Many people who have saved someone's life by administering naloxone during an overdose admit they did not call for help afterward, according to a new study.
Results from a survey conducted by the Canadian Centre on Substance Abuse revealed as many as 65 per cent of respondents did not call 9-1-1 when they used the opioid antidote.
People surveyed said they worried police would get involved and arrest them for being associated with the person who has just overdosed.
Michael Parkinson, community engagement officer with the Waterloo Region Crime Prevention Council, talked to several dozen respondents from the area. More than half said they did not call for help.
"The high toxicity of fentanyl means that an overdose can return even after naloxone administration," he said. "Hospital care is absolutely recommended."
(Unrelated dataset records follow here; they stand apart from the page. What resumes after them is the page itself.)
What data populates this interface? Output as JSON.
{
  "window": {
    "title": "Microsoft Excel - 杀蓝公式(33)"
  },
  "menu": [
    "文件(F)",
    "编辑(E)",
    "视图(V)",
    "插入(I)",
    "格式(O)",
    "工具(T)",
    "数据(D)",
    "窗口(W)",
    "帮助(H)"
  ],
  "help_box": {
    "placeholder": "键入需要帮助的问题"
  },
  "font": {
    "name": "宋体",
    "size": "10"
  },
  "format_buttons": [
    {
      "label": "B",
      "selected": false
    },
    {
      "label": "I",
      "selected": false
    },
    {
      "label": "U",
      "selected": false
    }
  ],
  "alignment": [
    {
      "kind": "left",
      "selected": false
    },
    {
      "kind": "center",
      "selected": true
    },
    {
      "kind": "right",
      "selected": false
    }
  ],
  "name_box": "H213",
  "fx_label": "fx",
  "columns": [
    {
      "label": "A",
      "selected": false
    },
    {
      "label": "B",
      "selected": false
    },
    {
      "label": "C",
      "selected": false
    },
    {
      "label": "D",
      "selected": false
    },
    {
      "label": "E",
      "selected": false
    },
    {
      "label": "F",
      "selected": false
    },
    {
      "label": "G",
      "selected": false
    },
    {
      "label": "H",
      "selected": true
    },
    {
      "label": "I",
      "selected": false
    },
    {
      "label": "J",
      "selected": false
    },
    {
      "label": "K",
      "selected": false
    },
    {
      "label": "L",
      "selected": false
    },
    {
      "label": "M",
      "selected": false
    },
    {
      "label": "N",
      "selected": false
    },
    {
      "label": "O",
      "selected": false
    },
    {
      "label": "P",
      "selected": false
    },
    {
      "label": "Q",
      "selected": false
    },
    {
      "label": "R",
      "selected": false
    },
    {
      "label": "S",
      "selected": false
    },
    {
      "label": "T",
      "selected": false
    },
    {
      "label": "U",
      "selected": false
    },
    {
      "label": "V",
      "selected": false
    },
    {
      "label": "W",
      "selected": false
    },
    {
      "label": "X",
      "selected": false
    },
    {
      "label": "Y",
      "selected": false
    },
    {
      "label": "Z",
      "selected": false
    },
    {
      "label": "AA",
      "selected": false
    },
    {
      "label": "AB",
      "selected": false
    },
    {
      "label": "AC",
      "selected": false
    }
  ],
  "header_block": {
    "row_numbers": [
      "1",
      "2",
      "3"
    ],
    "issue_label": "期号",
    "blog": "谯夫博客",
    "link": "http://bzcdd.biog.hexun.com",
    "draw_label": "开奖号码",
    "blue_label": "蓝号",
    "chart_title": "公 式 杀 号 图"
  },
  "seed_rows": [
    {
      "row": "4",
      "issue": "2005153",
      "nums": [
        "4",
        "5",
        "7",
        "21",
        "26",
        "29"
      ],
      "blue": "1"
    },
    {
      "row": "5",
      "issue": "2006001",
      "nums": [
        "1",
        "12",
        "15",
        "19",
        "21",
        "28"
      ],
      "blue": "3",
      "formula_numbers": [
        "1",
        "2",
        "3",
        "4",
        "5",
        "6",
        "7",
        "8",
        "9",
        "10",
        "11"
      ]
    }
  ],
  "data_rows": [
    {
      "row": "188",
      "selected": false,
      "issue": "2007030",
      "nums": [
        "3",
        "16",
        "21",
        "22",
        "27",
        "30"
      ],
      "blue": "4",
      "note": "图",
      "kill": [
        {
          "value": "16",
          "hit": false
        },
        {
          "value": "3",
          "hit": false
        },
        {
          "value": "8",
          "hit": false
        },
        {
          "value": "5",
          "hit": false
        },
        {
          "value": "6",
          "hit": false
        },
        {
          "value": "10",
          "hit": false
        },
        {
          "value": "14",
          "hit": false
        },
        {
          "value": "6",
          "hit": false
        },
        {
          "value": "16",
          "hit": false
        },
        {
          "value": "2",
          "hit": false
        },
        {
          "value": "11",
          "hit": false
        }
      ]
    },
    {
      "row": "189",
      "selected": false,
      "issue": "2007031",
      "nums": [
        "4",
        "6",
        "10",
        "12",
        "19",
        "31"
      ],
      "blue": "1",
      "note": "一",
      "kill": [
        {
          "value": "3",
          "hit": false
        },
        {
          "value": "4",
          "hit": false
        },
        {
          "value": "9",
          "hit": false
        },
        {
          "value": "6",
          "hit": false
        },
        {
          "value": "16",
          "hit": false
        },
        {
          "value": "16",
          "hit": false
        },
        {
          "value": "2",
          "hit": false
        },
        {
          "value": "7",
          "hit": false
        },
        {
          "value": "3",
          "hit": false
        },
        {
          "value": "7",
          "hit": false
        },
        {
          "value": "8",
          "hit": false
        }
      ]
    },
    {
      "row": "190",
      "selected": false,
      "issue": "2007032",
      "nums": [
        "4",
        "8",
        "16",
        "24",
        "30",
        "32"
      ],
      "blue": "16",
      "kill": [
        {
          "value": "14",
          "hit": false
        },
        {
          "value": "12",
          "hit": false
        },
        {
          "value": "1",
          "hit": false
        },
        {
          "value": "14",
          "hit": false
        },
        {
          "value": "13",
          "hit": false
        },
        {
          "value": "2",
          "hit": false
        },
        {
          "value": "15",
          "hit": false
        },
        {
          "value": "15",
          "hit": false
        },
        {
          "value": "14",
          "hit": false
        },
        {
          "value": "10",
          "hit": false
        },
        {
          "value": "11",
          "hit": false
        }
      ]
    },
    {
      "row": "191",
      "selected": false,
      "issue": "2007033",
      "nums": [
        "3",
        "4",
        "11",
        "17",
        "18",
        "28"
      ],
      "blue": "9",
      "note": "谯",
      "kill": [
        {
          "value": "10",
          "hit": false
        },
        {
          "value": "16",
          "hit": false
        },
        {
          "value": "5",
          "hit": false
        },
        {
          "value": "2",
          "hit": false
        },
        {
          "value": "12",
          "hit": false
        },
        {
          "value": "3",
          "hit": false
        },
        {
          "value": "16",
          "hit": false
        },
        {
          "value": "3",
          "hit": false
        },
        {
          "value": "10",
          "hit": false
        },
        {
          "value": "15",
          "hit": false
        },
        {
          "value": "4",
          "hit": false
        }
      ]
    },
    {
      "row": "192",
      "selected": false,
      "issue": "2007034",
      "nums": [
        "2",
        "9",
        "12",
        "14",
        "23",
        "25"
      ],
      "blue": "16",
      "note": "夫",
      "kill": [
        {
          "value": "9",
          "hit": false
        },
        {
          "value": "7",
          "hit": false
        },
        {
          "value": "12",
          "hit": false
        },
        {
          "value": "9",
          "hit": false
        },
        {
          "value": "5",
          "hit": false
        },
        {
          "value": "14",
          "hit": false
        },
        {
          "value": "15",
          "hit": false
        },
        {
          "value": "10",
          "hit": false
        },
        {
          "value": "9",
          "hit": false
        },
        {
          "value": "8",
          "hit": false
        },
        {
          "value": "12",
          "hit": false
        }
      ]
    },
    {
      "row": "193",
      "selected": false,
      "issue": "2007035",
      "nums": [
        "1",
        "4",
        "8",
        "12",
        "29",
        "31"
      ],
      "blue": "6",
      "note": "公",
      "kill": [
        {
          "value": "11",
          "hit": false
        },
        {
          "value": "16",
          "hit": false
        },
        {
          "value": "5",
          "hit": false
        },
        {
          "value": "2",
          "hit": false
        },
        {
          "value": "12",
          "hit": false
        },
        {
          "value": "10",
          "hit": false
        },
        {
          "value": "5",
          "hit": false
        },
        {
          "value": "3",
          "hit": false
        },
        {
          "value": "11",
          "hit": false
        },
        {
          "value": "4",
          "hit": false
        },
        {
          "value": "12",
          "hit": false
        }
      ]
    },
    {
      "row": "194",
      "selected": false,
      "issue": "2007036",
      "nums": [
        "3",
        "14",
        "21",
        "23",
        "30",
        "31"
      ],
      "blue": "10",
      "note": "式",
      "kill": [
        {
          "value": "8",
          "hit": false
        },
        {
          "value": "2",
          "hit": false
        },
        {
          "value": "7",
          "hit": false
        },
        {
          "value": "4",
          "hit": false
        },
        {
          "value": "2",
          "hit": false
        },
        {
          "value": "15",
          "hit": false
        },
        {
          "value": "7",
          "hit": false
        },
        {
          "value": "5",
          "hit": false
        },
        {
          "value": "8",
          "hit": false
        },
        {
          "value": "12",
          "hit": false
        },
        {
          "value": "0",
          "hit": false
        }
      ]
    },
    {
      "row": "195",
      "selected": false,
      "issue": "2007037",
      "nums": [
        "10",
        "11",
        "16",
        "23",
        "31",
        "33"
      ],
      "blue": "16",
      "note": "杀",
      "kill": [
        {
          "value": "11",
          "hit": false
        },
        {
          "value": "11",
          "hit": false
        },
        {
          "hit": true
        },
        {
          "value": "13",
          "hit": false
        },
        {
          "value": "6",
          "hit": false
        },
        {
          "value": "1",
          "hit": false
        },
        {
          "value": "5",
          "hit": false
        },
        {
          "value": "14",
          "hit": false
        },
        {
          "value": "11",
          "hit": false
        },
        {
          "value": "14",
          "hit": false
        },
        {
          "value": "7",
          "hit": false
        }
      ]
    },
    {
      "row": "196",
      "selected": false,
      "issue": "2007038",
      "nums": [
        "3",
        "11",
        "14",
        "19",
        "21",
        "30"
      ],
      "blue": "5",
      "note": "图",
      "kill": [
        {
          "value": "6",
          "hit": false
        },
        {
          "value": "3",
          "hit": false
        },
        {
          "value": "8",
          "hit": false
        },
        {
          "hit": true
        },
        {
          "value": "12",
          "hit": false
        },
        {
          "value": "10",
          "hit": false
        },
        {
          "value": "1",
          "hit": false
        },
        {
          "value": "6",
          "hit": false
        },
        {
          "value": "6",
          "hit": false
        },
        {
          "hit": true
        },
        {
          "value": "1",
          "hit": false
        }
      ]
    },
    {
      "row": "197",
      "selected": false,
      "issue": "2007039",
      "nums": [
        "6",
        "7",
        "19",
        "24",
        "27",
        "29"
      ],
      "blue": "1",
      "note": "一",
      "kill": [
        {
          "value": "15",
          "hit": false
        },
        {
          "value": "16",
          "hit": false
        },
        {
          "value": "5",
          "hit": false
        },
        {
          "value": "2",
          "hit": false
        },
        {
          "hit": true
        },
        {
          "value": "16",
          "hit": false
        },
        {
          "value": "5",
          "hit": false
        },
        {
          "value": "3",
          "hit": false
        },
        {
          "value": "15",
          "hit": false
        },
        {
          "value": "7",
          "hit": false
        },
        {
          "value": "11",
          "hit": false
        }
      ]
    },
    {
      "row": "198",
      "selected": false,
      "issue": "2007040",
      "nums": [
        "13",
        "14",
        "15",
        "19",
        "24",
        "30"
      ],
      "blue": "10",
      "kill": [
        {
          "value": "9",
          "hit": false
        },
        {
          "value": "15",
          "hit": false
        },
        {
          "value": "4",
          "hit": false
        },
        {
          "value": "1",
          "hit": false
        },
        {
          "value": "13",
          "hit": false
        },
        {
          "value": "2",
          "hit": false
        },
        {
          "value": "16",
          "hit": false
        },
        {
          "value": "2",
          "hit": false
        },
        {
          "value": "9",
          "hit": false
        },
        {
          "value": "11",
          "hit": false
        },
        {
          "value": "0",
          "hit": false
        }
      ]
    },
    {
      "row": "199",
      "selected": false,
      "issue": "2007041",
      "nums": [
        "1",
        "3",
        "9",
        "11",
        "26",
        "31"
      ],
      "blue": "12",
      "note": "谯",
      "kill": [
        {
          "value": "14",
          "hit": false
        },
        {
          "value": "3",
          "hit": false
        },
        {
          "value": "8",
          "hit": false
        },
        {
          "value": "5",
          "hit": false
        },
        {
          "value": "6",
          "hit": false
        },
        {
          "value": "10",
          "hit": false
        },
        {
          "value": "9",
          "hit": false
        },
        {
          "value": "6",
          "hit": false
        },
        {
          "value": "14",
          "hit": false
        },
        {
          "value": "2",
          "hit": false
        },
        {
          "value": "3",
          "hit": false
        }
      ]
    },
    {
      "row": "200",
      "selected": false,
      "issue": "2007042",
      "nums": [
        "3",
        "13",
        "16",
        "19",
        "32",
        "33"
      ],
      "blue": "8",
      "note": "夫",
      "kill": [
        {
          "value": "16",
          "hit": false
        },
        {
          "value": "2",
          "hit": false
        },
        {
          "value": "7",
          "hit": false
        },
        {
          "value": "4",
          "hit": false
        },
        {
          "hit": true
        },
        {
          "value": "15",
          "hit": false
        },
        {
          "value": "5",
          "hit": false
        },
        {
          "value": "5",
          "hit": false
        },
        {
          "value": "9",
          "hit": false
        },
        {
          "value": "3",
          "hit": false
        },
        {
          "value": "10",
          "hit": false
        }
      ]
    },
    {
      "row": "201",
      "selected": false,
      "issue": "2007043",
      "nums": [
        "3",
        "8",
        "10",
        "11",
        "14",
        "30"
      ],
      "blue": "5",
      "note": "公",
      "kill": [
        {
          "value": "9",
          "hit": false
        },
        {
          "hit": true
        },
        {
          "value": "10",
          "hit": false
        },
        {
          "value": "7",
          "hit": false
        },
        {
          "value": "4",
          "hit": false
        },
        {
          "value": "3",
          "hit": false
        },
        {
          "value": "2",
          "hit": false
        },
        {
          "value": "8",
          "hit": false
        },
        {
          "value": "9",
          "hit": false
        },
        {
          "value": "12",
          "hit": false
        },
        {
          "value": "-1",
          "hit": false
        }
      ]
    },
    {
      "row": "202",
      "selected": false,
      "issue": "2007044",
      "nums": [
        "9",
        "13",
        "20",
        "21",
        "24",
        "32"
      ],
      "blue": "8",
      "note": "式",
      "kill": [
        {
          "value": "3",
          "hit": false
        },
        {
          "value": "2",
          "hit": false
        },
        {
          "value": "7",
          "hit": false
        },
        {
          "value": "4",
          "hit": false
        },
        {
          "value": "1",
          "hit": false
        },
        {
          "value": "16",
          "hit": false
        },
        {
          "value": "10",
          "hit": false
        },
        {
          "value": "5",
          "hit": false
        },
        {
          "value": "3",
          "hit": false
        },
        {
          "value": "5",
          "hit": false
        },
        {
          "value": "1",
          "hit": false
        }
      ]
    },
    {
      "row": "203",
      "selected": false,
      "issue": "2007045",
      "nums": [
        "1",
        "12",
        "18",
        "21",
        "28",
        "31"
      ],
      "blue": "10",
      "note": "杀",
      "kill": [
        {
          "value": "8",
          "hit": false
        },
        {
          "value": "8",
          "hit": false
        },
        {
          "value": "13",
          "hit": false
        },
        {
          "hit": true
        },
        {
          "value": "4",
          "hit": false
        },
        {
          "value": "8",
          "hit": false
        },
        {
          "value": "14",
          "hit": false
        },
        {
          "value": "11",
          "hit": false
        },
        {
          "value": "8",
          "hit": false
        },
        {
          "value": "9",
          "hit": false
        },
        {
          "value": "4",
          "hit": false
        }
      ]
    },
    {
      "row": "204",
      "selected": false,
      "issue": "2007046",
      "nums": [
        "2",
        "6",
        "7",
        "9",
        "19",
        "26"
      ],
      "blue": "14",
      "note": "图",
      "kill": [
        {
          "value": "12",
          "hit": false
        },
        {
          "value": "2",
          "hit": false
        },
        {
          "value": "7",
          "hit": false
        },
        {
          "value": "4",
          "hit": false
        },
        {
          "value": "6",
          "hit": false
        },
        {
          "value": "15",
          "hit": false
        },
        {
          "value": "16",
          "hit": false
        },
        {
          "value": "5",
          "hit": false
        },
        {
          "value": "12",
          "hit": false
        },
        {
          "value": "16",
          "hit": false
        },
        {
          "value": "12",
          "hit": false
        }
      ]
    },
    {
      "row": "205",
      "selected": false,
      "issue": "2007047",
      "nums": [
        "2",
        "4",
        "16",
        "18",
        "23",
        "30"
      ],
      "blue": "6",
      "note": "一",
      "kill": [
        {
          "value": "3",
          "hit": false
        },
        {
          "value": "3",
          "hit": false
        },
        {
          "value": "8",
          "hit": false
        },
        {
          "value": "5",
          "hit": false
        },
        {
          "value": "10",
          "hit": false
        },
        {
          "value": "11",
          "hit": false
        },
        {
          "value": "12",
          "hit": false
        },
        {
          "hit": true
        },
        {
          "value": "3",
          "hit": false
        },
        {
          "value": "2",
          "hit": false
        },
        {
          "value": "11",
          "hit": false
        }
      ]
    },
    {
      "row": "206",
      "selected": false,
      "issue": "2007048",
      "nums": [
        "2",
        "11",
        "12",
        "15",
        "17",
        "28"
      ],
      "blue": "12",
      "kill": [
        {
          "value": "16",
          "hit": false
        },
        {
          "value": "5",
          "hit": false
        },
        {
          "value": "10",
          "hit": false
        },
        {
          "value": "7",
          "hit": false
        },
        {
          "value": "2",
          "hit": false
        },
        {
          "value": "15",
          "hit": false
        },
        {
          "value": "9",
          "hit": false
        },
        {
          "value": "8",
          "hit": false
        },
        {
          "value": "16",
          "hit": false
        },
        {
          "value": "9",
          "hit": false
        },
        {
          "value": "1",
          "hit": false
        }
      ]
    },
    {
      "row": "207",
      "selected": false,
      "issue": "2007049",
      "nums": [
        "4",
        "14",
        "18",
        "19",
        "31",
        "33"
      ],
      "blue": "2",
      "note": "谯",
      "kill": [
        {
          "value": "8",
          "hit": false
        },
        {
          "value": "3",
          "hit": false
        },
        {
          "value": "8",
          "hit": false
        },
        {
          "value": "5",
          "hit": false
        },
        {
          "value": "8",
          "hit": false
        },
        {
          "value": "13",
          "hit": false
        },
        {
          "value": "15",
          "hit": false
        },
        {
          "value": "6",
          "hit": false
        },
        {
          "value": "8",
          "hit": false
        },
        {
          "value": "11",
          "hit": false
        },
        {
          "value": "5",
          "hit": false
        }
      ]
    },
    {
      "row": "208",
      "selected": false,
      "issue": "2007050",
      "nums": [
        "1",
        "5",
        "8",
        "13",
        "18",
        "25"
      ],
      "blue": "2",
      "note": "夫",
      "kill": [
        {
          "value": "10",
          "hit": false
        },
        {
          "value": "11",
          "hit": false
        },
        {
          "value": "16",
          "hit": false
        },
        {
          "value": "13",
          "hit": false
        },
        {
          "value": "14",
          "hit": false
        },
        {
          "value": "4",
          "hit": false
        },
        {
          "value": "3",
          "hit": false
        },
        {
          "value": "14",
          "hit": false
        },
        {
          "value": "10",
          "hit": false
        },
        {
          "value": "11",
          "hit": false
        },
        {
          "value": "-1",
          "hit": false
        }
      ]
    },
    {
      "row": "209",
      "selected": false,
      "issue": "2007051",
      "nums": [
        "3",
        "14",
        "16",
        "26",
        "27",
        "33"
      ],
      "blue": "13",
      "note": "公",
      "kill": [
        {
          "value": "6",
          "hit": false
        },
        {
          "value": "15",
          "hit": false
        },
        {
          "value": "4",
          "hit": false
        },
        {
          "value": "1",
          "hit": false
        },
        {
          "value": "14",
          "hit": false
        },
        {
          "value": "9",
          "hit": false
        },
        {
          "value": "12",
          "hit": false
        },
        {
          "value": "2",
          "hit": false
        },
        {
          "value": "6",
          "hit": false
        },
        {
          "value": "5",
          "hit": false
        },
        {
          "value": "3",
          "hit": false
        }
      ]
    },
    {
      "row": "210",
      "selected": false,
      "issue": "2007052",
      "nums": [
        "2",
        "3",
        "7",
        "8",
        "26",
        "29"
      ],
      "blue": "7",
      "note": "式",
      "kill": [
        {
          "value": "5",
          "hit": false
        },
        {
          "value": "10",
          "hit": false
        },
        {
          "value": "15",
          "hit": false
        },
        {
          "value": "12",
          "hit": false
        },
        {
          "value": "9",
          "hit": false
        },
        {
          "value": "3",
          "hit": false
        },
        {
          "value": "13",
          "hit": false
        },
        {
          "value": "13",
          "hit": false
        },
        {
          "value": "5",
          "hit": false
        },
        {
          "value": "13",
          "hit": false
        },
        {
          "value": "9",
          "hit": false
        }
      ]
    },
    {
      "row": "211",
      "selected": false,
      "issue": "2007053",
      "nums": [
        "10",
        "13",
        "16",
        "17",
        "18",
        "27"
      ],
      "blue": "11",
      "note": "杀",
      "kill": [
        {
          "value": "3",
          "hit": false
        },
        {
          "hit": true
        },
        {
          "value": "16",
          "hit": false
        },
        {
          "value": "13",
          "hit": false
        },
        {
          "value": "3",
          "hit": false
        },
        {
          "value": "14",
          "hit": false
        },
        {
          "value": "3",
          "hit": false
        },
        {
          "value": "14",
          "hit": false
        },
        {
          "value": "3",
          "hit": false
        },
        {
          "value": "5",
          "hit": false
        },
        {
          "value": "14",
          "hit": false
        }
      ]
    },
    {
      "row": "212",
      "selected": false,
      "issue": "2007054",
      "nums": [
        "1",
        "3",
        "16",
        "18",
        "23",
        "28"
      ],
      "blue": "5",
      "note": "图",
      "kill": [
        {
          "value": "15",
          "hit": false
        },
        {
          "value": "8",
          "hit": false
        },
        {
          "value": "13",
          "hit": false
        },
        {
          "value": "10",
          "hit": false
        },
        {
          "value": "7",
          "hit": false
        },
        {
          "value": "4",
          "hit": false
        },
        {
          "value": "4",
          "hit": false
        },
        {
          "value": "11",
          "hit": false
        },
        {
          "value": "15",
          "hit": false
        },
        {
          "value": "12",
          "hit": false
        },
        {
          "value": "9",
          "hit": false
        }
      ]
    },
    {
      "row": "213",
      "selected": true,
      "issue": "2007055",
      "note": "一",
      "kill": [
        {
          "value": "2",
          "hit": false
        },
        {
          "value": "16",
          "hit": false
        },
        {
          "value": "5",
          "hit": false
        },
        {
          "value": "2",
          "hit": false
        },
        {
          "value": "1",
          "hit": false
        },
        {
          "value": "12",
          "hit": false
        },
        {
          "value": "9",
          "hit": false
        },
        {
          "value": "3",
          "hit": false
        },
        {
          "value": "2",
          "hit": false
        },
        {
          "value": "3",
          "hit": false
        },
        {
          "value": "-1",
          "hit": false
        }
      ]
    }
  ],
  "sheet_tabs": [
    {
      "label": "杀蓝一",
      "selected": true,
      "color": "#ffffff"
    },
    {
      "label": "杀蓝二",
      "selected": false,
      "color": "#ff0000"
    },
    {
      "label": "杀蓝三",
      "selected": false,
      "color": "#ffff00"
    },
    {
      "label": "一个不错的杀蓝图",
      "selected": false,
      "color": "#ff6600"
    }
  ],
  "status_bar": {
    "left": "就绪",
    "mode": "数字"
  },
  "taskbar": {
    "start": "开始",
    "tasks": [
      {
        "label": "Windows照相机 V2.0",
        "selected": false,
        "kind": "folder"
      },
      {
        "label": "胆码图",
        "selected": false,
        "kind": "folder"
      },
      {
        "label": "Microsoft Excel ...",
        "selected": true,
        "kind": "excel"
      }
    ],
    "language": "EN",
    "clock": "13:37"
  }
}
The findings, collected in surveys conducted with hundreds of intravenous drug users, come as Ontario grapples with an opioid crisis that is killing hundreds every year.
Middlesex-London EMS education superintendent Jay Loosley said overdose calls have not gone up in the region, despite the city handing out the second highest number of needles per capita in Canada.
"We have been responding to fentanyl overdoses for awhile now and we definitely get 9-1-1 calls where we arrive on scene to a victim but no bystandard," he said.
Loosely agrees the person who made the call is worried about getting in trouble with the law.
New law needed
Parkinson and others are lobbying the government to introduce a "Good Samaritan" law to give immunity to people who call 9-1-1 for an overdose.
"We're recommending the establishment of a national law that would provide limited immunity at overdose emergencies in an effort to boost 9-1-1 call rates," Parkinson said.
A senate committee recently reviewed a proposed law and while it still needs to be approved by the senate as a whole, the committee is encouraging a favourable vote.